Sermon preached on 2020-03-01 by Rev. Sarah Harrison-McQueen. Worship series, "Come to the Table." Sermon, "Come to the Table...of Grace." Scripture, Matthew 15:21-28.
From there, Jesus went to the regions of Tyre and Sidon. A Canaanite woman from those territories came out and shouted, “Show me mercy, Son of David. My daughter is suffering terribly from demon possession.” But he didn’t respond to her at all.
His disciples came and urged him, “Send her away; she keeps shouting out after us.”
Jesus replied, “I’ve been sent only to the lost sheep, the people of Israel.”
But she knelt before him and said, “Lord, help me.”
He replied, “It is not good to take the children’s bread and toss it to dogs.”
She said, “Yes, Lord. But even the dogs eat the crumbs that fall off their masters’ table.”
Jesus answered, “Woman, you have great faith. It will be just as you wish.” And right then her daughter was healed.
This short pericope [scripture text] provides a raw, telling glimpse of the human Jesus, for this is the only instance in the Gospels when he loses an argument! Whenever he is confronted publicly Jesus always has a response to his questioners.

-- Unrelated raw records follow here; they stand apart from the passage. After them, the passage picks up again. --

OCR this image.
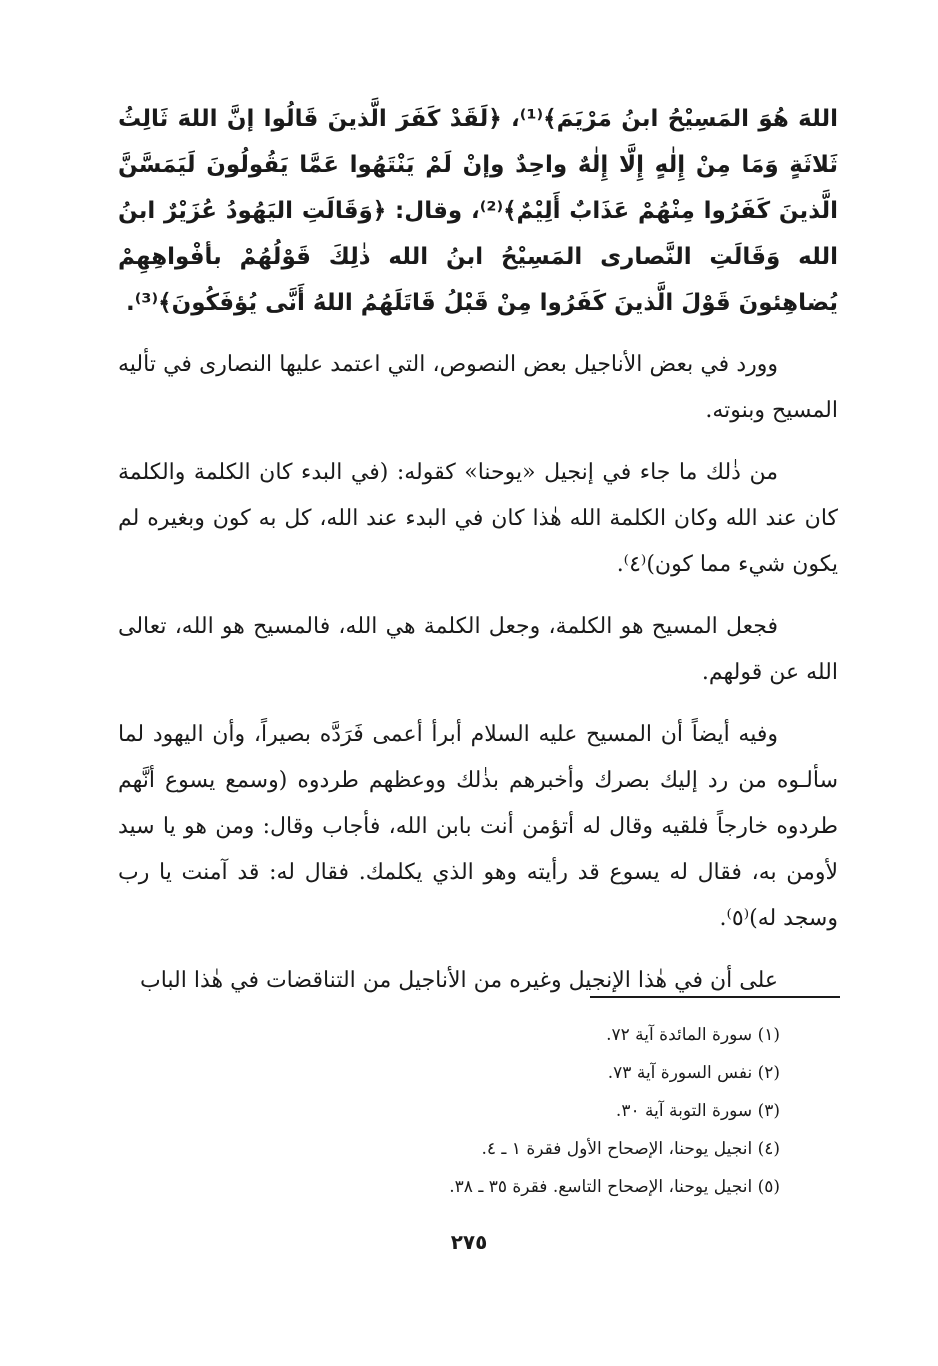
اللهَ هُوَ المَسِيْحُ ابنُ مَرْيَمَ﴾⁽¹⁾، ﴿لَقَدْ كَفَرَ الَّذينَ قَالُوا إنَّ اللهَ ثَالِثُ ثَلاثَةٍ وَمَا مِنْ إِلٰهٍ إِلَّا إِلٰهٌ واحِدٌ وإنْ لَمْ يَنْتَهُوا عَمَّا يَقُولُونَ لَيَمَسَّنَّ الَّذينَ كَفَرُوا مِنْهُمْ عَذَابٌ أَلِيْمٌ﴾⁽²⁾، وقال: ﴿وَقَالَتِ اليَهُودُ عُزَيْرٌ ابنُ الله وَقَالَتِ النَّصارى المَسِيْحُ ابنُ الله ذٰلِكَ قَوْلُهُمْ بأفْواهِهِمْ يُضاهِئونَ قَوْلَ الَّذينَ كَفَرُوا مِنْ قَبْلُ قَاتَلَهُمُ اللهُ أَنَّى يُؤفَكُونَ﴾⁽³⁾.

وورد في بعض الأناجيل بعض النصوص، التي اعتمد عليها النصارى في تأليه المسيح وبنوته.

من ذٰلك ما جاء في إنجيل «يوحنا» كقوله: (في البدء كان الكلمة والكلمة كان عند الله وكان الكلمة الله هٰذا كان في البدء عند الله، كل به كون وبغيره لم يكون شيء مما كون)⁽٤⁾.

فجعل المسيح هو الكلمة، وجعل الكلمة هي الله، فالمسيح هو الله، تعالى الله عن قولهم.

وفيه أيضاً أن المسيح عليه السلام أبرأ أعمى فَرَدَّه بصيراً، وأن اليهود لما سألـوه من رد إليك بصرك وأخبرهم بذٰلك ووعظهم طردوه (وسمع يسوع أنَّهم طردوه خارجاً فلقيه وقال له أتؤمن أنت بابن الله، فأجاب وقال: ومن هو يا سيد لأومن به، فقال له يسوع قد رأيته وهو الذي يكلمك. فقال له: قد آمنت يا رب وسجد له)⁽٥⁾.

على أن في هٰذا الإنجيل وغيره من الأناجيل من التناقضات في هٰذا الباب

(١) سورة المائدة آية ٧٢.
(٢) نفس السورة آية ٧٣.
(٣) سورة التوبة آية ٣٠.
(٤) انجيل يوحنا، الإصحاح الأول فقرة ١ ـ ٤.
(٥) انجيل يوحنا، الإصحاح التاسع. فقرة ٣٥ ـ ٣٨.
٢٧٥
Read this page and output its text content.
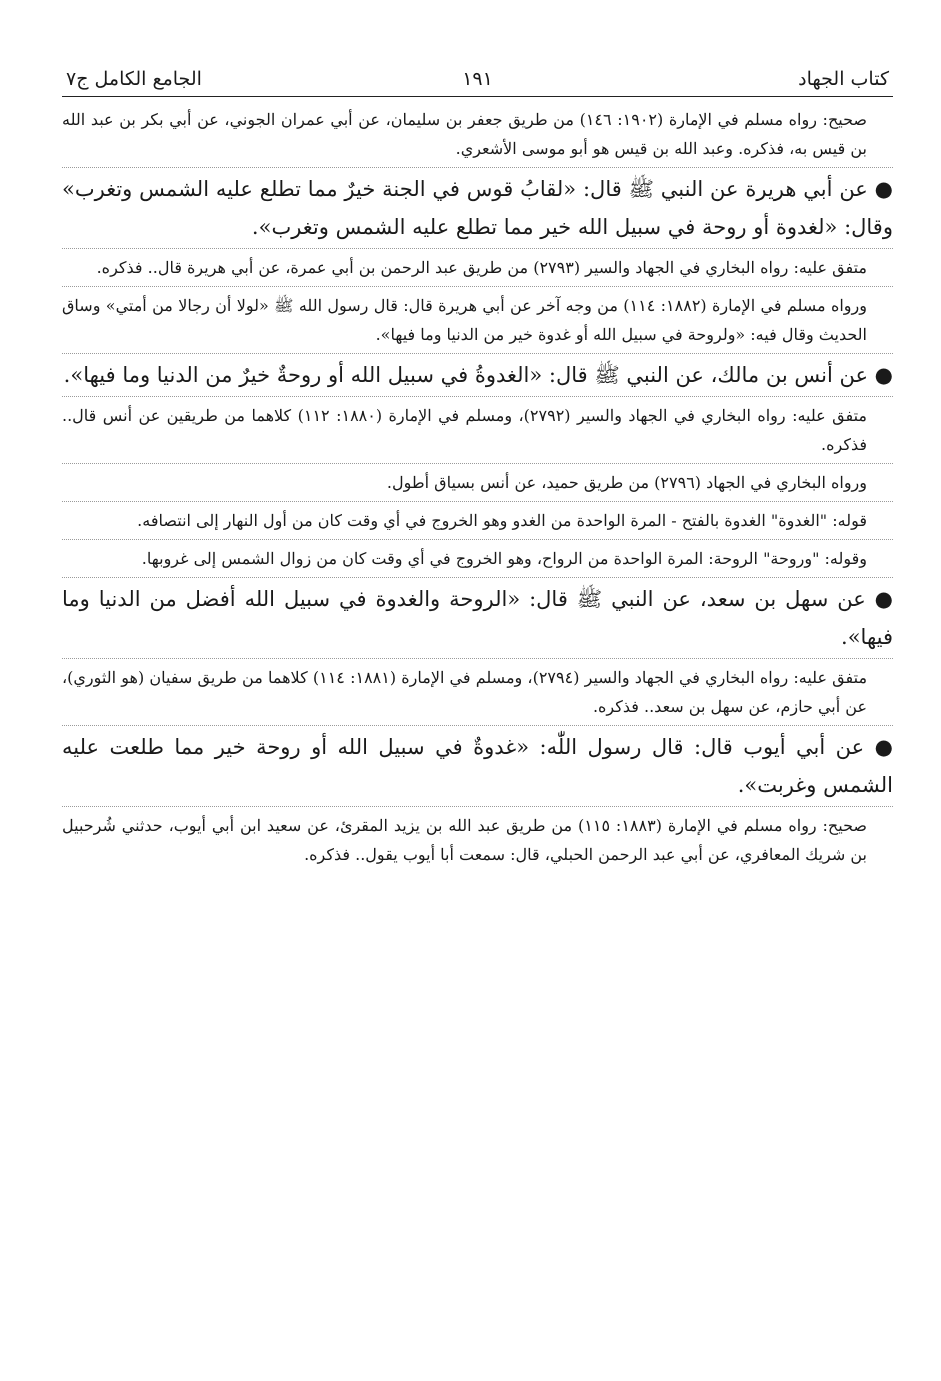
كتاب الجهاد
١٩١
الجامع الكامل ج٧

صحيح: رواه مسلم في الإمارة (١٩٠٢: ١٤٦) من طريق جعفر بن سليمان، عن أبي عمران الجوني، عن أبي بكر بن عبد الله بن قيس به، فذكره. وعبد الله بن قيس هو أبو موسى الأشعري.

● عن أبي هريرة عن النبي ﷺ قال: «لقابُ قوس في الجنة خيرٌ مما تطلع عليه الشمس وتغرب» وقال: «لغدوة أو روحة في سبيل الله خير مما تطلع عليه الشمس وتغرب».

متفق عليه: رواه البخاري في الجهاد والسير (٢٧٩٣) من طريق عبد الرحمن بن أبي عمرة، عن أبي هريرة قال.. فذكره.

ورواه مسلم في الإمارة (١٨٨٢: ١١٤) من وجه آخر عن أبي هريرة قال: قال رسول الله ﷺ «لولا أن رجالا من أمتي» وساق الحديث وقال فيه: «ولروحة في سبيل الله أو غدوة خير من الدنيا وما فيها».

● عن أنس بن مالك، عن النبي ﷺ قال: «الغدوةُ في سبيل الله أو روحةٌ خيرٌ من الدنيا وما فيها».

متفق عليه: رواه البخاري في الجهاد والسير (٢٧٩٢)، ومسلم في الإمارة (١٨٨٠: ١١٢) كلاهما من طريقين عن أنس قال.. فذكره.

ورواه البخاري في الجهاد (٢٧٩٦) من طريق حميد، عن أنس بسياق أطول.

قوله: "الغدوة" الغدوة بالفتح - المرة الواحدة من الغدو وهو الخروج في أي وقت كان من أول النهار إلى انتصافه.

وقوله: "وروحة" الروحة: المرة الواحدة من الرواح، وهو الخروج في أي وقت كان من زوال الشمس إلى غروبها.

● عن سهل بن سعد، عن النبي ﷺ قال: «الروحة والغدوة في سبيل الله أفضل من الدنيا وما فيها».

متفق عليه: رواه البخاري في الجهاد والسير (٢٧٩٤)، ومسلم في الإمارة (١٨٨١: ١١٤) كلاهما من طريق سفيان (هو الثوري)، عن أبي حازم، عن سهل بن سعد.. فذكره.

● عن أبي أيوب قال: قال رسول اللّٰه: «غدوةٌ في سبيل الله أو روحة خير مما طلعت عليه الشمس وغربت».

صحيح: رواه مسلم في الإمارة (١٨٨٣: ١١٥) من طريق عبد الله بن يزيد المقرئ، عن سعيد ابن أبي أيوب، حدثني شُرحبيل بن شريك المعافري، عن أبي عبد الرحمن الحبلي، قال: سمعت أبا أيوب يقول.. فذكره.
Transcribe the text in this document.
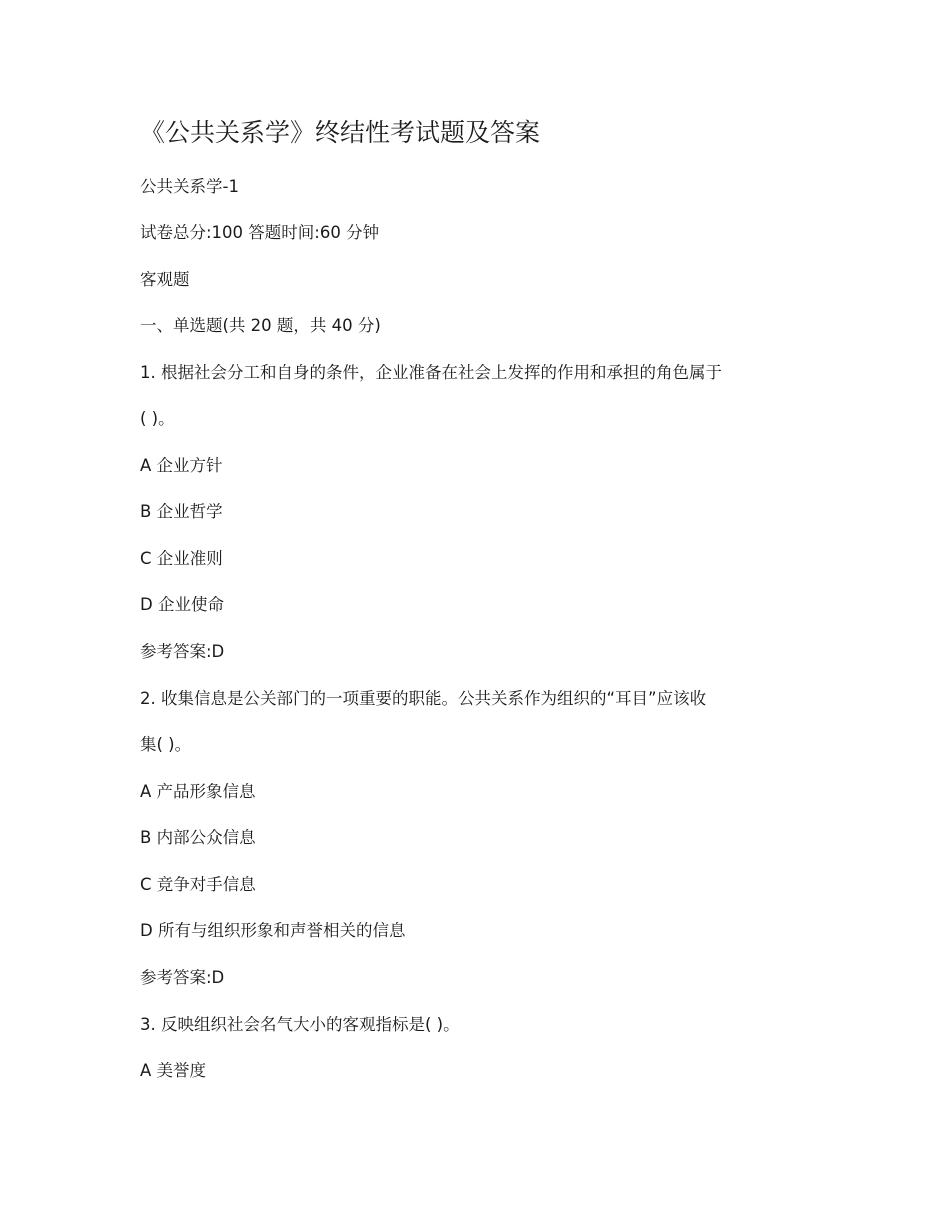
《公共关系学》终结性考试题及答案

公共关系学-1

试卷总分:100 答题时间:60 分钟

客观题

一、单选题(共 20 题，共 40 分)

1. 根据社会分工和自身的条件，企业准备在社会上发挥的作用和承担的角色属于

( )。

A 企业方针

B 企业哲学

C 企业准则

D 企业使命

参考答案:D

2. 收集信息是公关部门的一项重要的职能。公共关系作为组织的“耳目”应该收

集( )。

A 产品形象信息

B 内部公众信息

C 竞争对手信息

D 所有与组织形象和声誉相关的信息

参考答案:D

3. 反映组织社会名气大小的客观指标是( )。

A 美誉度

But in this instance, his female Canaanite interlocutor manages to stump him – a major embarrassment for a middle- eastern man of the 1st century. More significantly, it appears that Jesus evolves in his thinking about the nature and scope of his ministry. He initially makes it clear to the woman that he has come for the sake of Israel, but by the conclusion of this episode something has changed. Could this be the moment when Jesus realized that the salvation he brought was to be for the nations as well?
This story serves as a challenge to the closed religious mind – those who see faith as static and not subject to development. Jesus exhibits a willingness and ability to change and take on a new perspective. Are there any areas of your faith life where you might be closed-minded or short-sighted?
- How have you been challenged with a new perspective and way of articulating some aspect of your faith that made you feel uncomfortable, but resonated with you none-the-less?
- How does our encounter with and contemplation of the humanness of Jesus nourish our spirituality, identity as disciples, and faith life?